Hundreds gather at Kauai Veterans Cemetery for Memorial Day observance
Hundreds gathered in sunny Hanapepe as Scouts, cadets and veterans turned Kauai Veterans Cemetery into the county’s Memorial Day pilgrimage, honoring Norman Hashisaka and other service members.

Sunshine drew hundreds to the Kauai Veterans Cemetery at 4331 Lele Road in Hanapepe, where Memorial Day again functioned as both ceremony and community pilgrimage. Families, veterans and Scouts moved through the county veterans cemetery, pausing at graves that hold service members and relatives from across Kauai. An online memorial index lists 3,350 memorials there, underscoring how much of the island’s military and family history is concentrated at the site.

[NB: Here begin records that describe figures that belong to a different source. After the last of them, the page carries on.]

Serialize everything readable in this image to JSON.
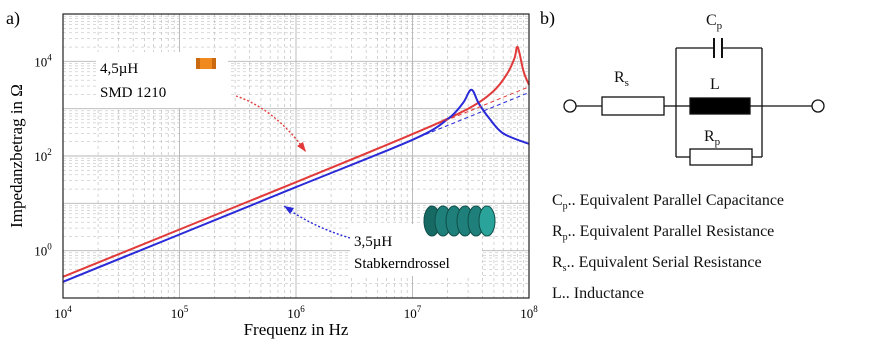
{
  "panel_a": {
    "label": "a)"
  },
  "panel_b": {
    "label": "b)"
  },
  "chart_data": {
    "type": "line",
    "xlabel": "Frequenz in Hz",
    "ylabel": "Impedanzbetrag in Ω",
    "xscale": "log",
    "yscale": "log",
    "xlim": [
      10000,
      100000000
    ],
    "ylim": [
      0.1,
      100000
    ],
    "grid": true,
    "x_ticks": [
      {
        "base": "10",
        "exp": "4"
      },
      {
        "base": "10",
        "exp": "5"
      },
      {
        "base": "10",
        "exp": "6"
      },
      {
        "base": "10",
        "exp": "7"
      },
      {
        "base": "10",
        "exp": "8"
      }
    ],
    "y_ticks": [
      {
        "value": 1,
        "base": "10",
        "exp": "0"
      },
      {
        "value": 100,
        "base": "10",
        "exp": "2"
      },
      {
        "value": 10000,
        "base": "10",
        "exp": "4"
      }
    ],
    "series": [
      {
        "name_lines": [
          "4,5µH",
          "SMD 1210"
        ],
        "color": "#e23a3a",
        "x": [
          10000,
          100000,
          1000000,
          10000000,
          30000000,
          50000000,
          65000000,
          75000000,
          80000000,
          90000000,
          100000000
        ],
        "y": [
          0.28,
          2.8,
          28,
          290,
          1000,
          2400,
          5500,
          11500,
          20000,
          6000,
          3200
        ]
      },
      {
        "name_lines": [
          "3,5µH",
          "Stabkerndrossel"
        ],
        "color": "#2a2ad8",
        "x": [
          10000,
          100000,
          1000000,
          10000000,
          20000000,
          27000000,
          32000000,
          37000000,
          45000000,
          60000000,
          100000000
        ],
        "y": [
          0.22,
          2.2,
          22,
          220,
          600,
          1300,
          2500,
          1300,
          650,
          300,
          180
        ]
      },
      {
        "name": "",
        "color": "#e23a3a",
        "style": "dashed",
        "x": [
          10000000,
          100000000
        ],
        "y": [
          290,
          2900
        ]
      },
      {
        "name": "",
        "color": "#2a2ad8",
        "style": "dashed",
        "x": [
          10000000,
          100000000
        ],
        "y": [
          220,
          2200
        ]
      }
    ]
  },
  "circuit": {
    "cp_label": {
      "base": "C",
      "sub": "p"
    },
    "rs_label": {
      "base": "R",
      "sub": "s"
    },
    "l_label": {
      "base": "L",
      "sub": ""
    },
    "rp_label": {
      "base": "R",
      "sub": "p"
    }
  },
  "legend": [
    {
      "base": "C",
      "sub": "p",
      "text": ".. Equivalent Parallel Capacitance"
    },
    {
      "base": "R",
      "sub": "p",
      "text": ".. Equivalent Parallel Resistance"
    },
    {
      "base": "R",
      "sub": "s",
      "text": ".. Equivalent Serial Resistance"
    },
    {
      "base": "L",
      "sub": "",
      "text": ".. Inductance"
    }
  ],
  "colors": {
    "grid": "#b5b5b5",
    "axis": "#222222",
    "smd_component": "#f08a1e",
    "coil": "#1f7f7a"
  },
  "icons": [
    "smd-component-icon",
    "coil-inductor-icon"
  ]
}
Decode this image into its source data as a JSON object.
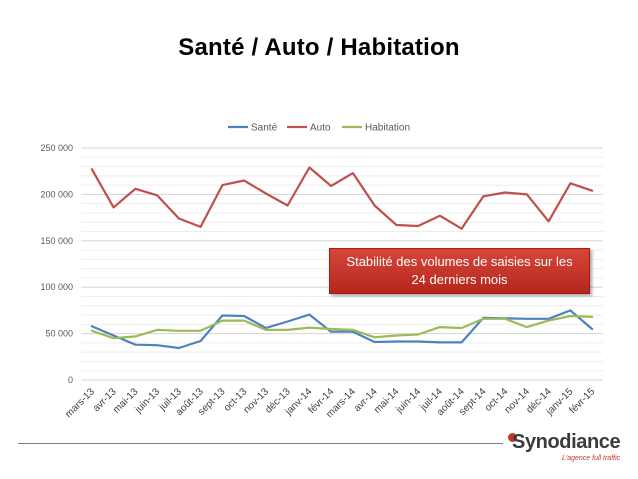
{
  "page": {
    "title": "Santé / Auto / Habitation"
  },
  "chart_data": {
    "type": "line",
    "title": "",
    "xlabel": "",
    "ylabel": "",
    "ylim": [
      0,
      250000
    ],
    "yticks": [
      0,
      50000,
      100000,
      150000,
      200000,
      250000
    ],
    "ytick_labels": [
      "0",
      "50 000",
      "100 000",
      "150 000",
      "200 000",
      "250 000"
    ],
    "grid": true,
    "legend_position": "top",
    "categories": [
      "mars-13",
      "avr-13",
      "mai-13",
      "juin-13",
      "juil-13",
      "août-13",
      "sept-13",
      "oct-13",
      "nov-13",
      "déc-13",
      "janv-14",
      "févr-14",
      "mars-14",
      "avr-14",
      "mai-14",
      "juin-14",
      "juil-14",
      "août-14",
      "sept-14",
      "oct-14",
      "nov-14",
      "déc-14",
      "janv-15",
      "févr-15"
    ],
    "series": [
      {
        "name": "Santé",
        "color": "#4f81bd",
        "values": [
          58000,
          48000,
          38000,
          37500,
          34500,
          42000,
          69500,
          69000,
          56000,
          63000,
          70500,
          52000,
          52000,
          41000,
          41500,
          41500,
          40500,
          40500,
          67000,
          66500,
          66000,
          66000,
          75000,
          55000
        ]
      },
      {
        "name": "Auto",
        "color": "#c0504d",
        "values": [
          227000,
          186000,
          206000,
          199000,
          174000,
          165000,
          210000,
          215000,
          201000,
          188000,
          229000,
          209000,
          223000,
          188000,
          167000,
          166000,
          177000,
          163000,
          198000,
          202000,
          200000,
          171000,
          212000,
          204000
        ]
      },
      {
        "name": "Habitation",
        "color": "#9bbb59",
        "values": [
          53000,
          45000,
          47000,
          54000,
          53000,
          53000,
          64000,
          64000,
          54000,
          54000,
          56500,
          55000,
          54000,
          46000,
          48000,
          49000,
          57000,
          56000,
          66000,
          66000,
          57000,
          64000,
          69000,
          68000
        ]
      }
    ],
    "annotation": "Stabilité des volumes de saisies sur les 24 derniers mois"
  },
  "brand": {
    "name": "Synodiance",
    "tagline": "L'agence full traffic",
    "icon": "synodiance-logo-icon",
    "accent_color": "#c0392b"
  }
}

The annual observance, organized by the Kauai Veterans Council, began at 10 a.m. and was open to the public, with lei drop-off at the Kauai Veterans Center in Līhue before the service. Retired Gen. Mary Kay Hertog connected the day’s meaning to the broader sweep of American history, noting that Memorial Day comes less than two months before the 250th anniversary of the United States and calling attention to the cost carried by those buried in Hanapepe. The Hawaii Office of Veterans’ Services lists Kauai Veterans Cemetery as the county veterans cemetery for Kauai and says veterans cemeteries are intended to honor the fallen in a serene, beautiful setting befitting their sacrifice.

Younger participants carried much of the ceremony’s visible weight. Scouts continued a local poppy tradition that once centered on church graveyards in Kapaia and Līhue before shifting to the cemetery, while Girl Scouts of Hawaii and Scouting of America Troop 168 joined local families in placing fresh flower and ti leaf lei on headstones and around the flagpole. Waimea High School JROTC handled the formal protocol, presenting and retiring the colors and providing a saber unit for the ho‘okupu. Captain Brett Stevenson completed his lei ho‘okupu as the formation stood at attention.
Harley and Paula Rosa, along with the Sons of Kauai motorcycle ohana, watched over the grounds before the flags were taken down from the graves, another sign that the observance depends on volunteer labor as much as official ceremony. Norman Hashisaka, identified in prior Memorial Day coverage as Kauai’s eldest living veteran, was among those recognized, linking the service to generations that fought, returned and now rest in Hanapepe. The observance closed with Taps after the ho‘okupu, leaving the cemetery quiet but still ringed by families honoring the men and women whose service shaped the county’s memory.
This article was produced by Prism’s automated news system from verified source data, official records, and press releases, then run through automated quality and moderation checks before publishing. The system is built and supervised by the people who set the standards it runs under. Read our full AI policy.
Did this article answer your question?